June then reads Athena’s work, polishes it, and publishes it as her own. The rest of the story follows the fallout from this morally bankrupt act. She withstands the trolling and conjecture from the anonymous online who (rightfully) think the whole thing smells a bit fishy. In a most despicable move, June even manipulates Athena’s grieving mother to keep her thievery secret. The lies and deceit keep piling up, as her book sales skyrocket. There’s a bit of Lionel-Shriver-Esque “who is allowed to tell a story?” moral quandary here.
This book had me okay in the first half, but then just kind of meandered to an incredibly unsatisfying ending. I feel like, towards the end, it almost became a meta commentary on how a writer with a good idea can struggle to stretch it out to a full novel. There was not enough to sustain the narrative for me. There was a late-breaking story about June’s past that I think was supposed to bring a level of empathy for the character, but even that felt like I, the reader, was being manipulated in the same way that June was manipulating those around her. It all gets very messy with ‘ghosts’ and stalkers and trolls, then ends with a depressing thud.

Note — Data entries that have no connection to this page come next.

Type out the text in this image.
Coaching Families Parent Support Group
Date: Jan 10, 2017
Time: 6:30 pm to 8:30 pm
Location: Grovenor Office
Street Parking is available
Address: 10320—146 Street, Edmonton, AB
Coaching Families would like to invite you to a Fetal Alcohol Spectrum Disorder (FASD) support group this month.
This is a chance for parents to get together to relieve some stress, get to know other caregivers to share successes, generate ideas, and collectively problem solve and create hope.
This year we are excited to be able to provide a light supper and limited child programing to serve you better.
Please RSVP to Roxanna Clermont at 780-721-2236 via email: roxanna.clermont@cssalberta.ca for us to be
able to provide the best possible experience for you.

I realise that the point of this is that June is racist, and that she is supposed to be an unlikable character. But what I dearly wish is that June suffered much more than she did throughout this whole story, and that the ending of this novel was the telling of a complete and utter implosion of her life.
But maybe that’s the point? White tears.
3 intentionally racially ambiguous photo shoots out of 5.